PROT.DAT / DMY.DAT TOC Confirmed
PROT.DAT is the main asset archive - 1232 numbered entries containing every TIM, TMD, VAB, MES, ANM, MDT, DATA_FIELD streaming buffer, scene asset table, and runtime overlay. Some entries also carry trailing-overlay sectors past their TOC-indexed end (e.g. PROT 899's trailing 60 sectors are the title-screen overlay code); the extractor surfaces these so the on-disc footprint matches what the SCUS boot loader actually reads. DMY.DAT is a sibling archive that turns out to be developer fixtures (memory-bus test pattern + paired random blobs); see DMY.DAT.
Overview
Implementation: crates/prot/src/archive.rs.
Header (8 bytes at offset 0x000 OR 0x800)
u32 file_count_minus_1
u32 header_sectors // size of TOC in 0x800-byte sectors
The detector tries offset 0x000 first, then 0x800, accepting whichever yields plausible values. PROT.DAT uses 0x000.
TOC (immediately after header)
The TOC is a sequence of u32 words. Each on-disc entry occupies multiple TOC slots. For entry index p:
start_lba = toc[p + 2] // absolute LBA into PROT.DAT
indexed_size_sectors = toc[p + 5] - toc[p + 3] + 4 // TOC-declared payload size
footprint_sectors = toc[p + 3] - toc[p + 2] // on-disc span to next entry
size_sectors = max(indexed_size_sectors, footprint_sectors)
byte_offset = start_lba * 0x800
size_bytes = size_sectors * 0x800
toc[p+5] is the absolute LBA of entry p+3 (an end-marker that aliases the next-entry's start), so toc[p+5] - toc[p+3] + 4 recovers the indexed size in sectors.
Trailing-overlay sectors
For ~24% of entries the on-disc contiguous range to the next entry's start LBA is larger than the indexed payload — the trailing sectors carry overlay content the SCUS boot loader reads via a multi-sector ReadN past the TOC-claimed end. PROT entry 899 is the canonical example: indexed payload is 14 sectors (28 KiB, the options menu), but the on-disc footprint is 74 sectors — the trailing 60 sectors are the title-screen overlay code (see boot.md).
Archive::read_entry reads the full footprint; Archive::read_entry_indexed reads only the indexed sub-region. Scene-side parsers were designed for the indexed view and use read_entry_indexed via ProtIndex::entry_bytes; asset-viewer / disc-browser consumers use the full footprint so trailing-overlay content is visible.
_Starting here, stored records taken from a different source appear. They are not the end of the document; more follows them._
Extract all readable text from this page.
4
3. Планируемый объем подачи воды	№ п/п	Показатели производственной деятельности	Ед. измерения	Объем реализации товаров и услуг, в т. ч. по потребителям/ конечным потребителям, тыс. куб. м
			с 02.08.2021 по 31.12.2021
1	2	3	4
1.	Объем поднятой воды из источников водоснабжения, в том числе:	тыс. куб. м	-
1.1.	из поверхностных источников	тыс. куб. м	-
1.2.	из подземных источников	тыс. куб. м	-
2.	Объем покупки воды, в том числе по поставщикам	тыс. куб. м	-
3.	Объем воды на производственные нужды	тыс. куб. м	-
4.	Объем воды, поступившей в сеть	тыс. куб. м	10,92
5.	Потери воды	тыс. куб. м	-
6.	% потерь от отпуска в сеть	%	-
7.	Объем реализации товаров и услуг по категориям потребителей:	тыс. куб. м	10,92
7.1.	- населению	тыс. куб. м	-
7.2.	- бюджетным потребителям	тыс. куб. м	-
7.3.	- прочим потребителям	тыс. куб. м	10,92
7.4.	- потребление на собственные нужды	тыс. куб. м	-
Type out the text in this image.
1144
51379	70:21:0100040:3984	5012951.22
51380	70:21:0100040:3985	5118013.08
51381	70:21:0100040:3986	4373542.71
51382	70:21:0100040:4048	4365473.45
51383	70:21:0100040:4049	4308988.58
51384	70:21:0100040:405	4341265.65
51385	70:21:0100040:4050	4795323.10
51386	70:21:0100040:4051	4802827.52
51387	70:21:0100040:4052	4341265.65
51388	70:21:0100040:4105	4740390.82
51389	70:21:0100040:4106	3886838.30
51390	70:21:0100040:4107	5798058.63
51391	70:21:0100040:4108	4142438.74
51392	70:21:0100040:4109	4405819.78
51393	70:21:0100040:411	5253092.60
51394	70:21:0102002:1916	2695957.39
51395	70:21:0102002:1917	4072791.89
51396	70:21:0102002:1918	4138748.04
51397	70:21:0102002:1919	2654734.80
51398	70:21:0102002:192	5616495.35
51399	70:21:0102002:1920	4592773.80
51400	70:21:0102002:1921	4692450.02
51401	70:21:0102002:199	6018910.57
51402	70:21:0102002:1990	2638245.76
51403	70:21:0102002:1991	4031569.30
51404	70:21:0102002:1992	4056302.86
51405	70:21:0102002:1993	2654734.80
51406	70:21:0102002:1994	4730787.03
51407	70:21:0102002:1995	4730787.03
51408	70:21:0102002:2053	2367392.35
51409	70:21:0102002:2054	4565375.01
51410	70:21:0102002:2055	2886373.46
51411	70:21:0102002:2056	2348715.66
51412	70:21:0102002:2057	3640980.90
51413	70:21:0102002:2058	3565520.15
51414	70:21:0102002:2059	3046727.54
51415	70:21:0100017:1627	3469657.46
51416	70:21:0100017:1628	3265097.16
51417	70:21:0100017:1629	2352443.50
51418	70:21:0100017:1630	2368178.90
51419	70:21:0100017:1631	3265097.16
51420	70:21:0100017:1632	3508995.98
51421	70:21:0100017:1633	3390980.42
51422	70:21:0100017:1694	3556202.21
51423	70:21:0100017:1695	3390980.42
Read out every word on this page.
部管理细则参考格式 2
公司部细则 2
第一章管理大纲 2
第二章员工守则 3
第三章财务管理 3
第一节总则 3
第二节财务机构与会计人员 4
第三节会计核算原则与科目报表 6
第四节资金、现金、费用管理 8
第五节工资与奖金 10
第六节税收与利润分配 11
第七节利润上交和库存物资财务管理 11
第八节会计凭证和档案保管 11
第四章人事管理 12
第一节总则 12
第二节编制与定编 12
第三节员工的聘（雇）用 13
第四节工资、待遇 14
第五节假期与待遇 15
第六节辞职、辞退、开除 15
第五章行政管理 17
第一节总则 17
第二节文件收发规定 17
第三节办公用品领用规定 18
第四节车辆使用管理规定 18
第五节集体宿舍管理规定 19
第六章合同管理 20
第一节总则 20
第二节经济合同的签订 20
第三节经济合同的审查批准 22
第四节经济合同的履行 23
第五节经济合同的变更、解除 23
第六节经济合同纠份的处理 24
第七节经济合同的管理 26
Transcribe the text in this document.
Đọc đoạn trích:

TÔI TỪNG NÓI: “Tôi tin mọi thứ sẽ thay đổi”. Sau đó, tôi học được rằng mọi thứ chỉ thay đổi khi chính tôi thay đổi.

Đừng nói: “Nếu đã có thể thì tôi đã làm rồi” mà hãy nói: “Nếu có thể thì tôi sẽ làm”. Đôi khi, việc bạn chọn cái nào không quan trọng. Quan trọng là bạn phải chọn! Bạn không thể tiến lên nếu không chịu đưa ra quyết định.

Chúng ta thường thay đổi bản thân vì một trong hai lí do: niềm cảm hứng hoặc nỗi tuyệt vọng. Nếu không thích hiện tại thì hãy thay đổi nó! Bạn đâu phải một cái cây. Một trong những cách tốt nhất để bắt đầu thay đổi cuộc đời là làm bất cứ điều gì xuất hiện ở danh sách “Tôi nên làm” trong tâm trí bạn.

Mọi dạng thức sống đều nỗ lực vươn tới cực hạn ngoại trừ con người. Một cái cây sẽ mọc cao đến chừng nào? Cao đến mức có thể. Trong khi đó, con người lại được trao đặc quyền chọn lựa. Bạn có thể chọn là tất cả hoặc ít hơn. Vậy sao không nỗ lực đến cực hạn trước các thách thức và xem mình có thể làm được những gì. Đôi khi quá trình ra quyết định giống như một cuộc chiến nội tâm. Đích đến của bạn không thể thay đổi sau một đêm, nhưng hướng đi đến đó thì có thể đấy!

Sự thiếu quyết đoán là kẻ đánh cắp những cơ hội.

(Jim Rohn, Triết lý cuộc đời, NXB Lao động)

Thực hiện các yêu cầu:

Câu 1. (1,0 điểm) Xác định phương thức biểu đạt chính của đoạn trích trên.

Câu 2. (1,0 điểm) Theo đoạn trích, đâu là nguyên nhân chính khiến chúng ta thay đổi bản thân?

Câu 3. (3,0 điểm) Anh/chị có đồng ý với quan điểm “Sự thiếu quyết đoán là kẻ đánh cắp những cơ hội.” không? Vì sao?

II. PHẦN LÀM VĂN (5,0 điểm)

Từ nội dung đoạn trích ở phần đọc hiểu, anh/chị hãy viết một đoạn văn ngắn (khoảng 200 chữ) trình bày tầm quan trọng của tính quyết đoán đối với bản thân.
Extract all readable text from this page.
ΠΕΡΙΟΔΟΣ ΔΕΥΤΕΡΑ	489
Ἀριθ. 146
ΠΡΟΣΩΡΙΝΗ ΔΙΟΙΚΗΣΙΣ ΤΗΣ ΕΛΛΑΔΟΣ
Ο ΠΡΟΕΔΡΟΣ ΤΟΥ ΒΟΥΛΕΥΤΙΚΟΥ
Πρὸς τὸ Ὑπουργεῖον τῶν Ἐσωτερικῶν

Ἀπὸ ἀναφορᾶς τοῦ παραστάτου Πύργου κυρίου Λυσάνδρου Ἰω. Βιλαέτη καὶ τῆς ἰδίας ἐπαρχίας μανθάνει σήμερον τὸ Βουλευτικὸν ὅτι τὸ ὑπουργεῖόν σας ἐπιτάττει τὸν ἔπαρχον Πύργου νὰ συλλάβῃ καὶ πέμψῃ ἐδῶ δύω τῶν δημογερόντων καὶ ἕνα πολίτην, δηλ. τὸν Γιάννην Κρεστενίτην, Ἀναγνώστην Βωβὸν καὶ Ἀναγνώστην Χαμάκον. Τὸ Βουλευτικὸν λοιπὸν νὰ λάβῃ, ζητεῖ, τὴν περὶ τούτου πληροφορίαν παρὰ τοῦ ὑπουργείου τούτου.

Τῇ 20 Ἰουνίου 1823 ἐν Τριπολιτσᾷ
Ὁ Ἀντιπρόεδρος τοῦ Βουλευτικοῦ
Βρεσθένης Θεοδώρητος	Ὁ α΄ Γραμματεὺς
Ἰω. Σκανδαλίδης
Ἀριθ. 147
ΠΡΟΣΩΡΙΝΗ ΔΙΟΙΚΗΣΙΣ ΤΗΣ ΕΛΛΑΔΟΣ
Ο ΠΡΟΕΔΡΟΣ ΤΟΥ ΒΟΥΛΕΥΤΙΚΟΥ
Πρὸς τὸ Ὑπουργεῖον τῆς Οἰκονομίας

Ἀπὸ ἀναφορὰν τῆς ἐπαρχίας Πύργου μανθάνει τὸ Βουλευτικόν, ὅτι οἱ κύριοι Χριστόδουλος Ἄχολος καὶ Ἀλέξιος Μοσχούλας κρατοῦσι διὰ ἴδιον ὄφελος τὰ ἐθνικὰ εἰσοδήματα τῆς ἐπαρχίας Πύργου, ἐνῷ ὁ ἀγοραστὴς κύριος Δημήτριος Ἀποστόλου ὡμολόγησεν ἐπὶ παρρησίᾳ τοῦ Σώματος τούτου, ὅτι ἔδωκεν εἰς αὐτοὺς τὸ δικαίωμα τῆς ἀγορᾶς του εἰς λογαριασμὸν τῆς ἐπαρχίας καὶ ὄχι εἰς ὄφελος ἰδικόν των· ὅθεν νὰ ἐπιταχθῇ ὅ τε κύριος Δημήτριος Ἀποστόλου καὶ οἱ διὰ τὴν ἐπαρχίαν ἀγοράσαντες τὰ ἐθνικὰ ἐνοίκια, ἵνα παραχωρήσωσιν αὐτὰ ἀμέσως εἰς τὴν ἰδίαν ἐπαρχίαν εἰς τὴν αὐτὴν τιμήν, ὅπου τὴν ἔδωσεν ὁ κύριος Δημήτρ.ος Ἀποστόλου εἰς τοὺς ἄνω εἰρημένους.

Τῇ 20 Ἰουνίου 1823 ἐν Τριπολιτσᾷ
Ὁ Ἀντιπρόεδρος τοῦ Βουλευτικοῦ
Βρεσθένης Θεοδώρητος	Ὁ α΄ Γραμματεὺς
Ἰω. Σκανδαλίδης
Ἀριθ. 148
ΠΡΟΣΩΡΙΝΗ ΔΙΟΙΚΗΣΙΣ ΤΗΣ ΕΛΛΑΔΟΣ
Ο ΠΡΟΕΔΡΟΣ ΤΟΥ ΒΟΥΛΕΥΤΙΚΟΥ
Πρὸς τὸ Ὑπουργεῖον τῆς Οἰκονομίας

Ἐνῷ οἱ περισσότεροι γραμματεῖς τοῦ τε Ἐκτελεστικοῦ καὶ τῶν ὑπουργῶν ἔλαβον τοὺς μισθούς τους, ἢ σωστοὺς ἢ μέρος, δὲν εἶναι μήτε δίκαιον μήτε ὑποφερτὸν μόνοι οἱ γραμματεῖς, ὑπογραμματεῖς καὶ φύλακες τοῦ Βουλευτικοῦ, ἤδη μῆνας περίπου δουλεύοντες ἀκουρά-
> Historical note. An earlier Python proof-of-concept used start_lba = toc[p+5] - toc[p+2]. That subtraction actually computes the SIZE in sectors and was misinterpreted as the start LBA — under that math start_lba collapsed to a small relative offset within "block 0" of the file, and ~80% of PROT entries ended up reading the SAME few low-LBA byte ranges. Anything written using that formula's outputs is artefacted; trust only post-toc[p+2] extractions. The max(indexed, footprint) size extension is a later correction (the indexed formula alone misses trailing-overlay sectors for entries like 899).
In-RAM TOC
SCUS_942.54 keeps a transformed copy of the TOC at RAM address 0x801C70F0. Used at FUN_8003E8A8 (the LBA resolver):
start_lba = TABLE[(idx + 2) * 4 + 0x801C70F0]
end_lba = TABLE[(idx + 3) * 4 + 0x801C70F0]
size_sectors = end_lba - start_lba
Different stride from the on-disc TOC. The on-disc-to-in-RAM transformation runs once at boot (FUN_8003E4E8 reads the first three sectors of PROT.DAT into 0x801C70F0).
Resolving entries by name vs by index
Two entry points:
FUN_8003E8A8- index-based (consumed directly by the streaming loader and the dev-build sound branch).FUN_8003E6BC- path-based; resolves dev paths likedata\battle\efect.datorh:\PROT\FIELD\<scene>\…into an index via the CDNAME-driven name map, then delegates to the LBA resolver. Most retail-build code paths land here.
Names come from CDNAME.TXT, which lives at the top level of the disc.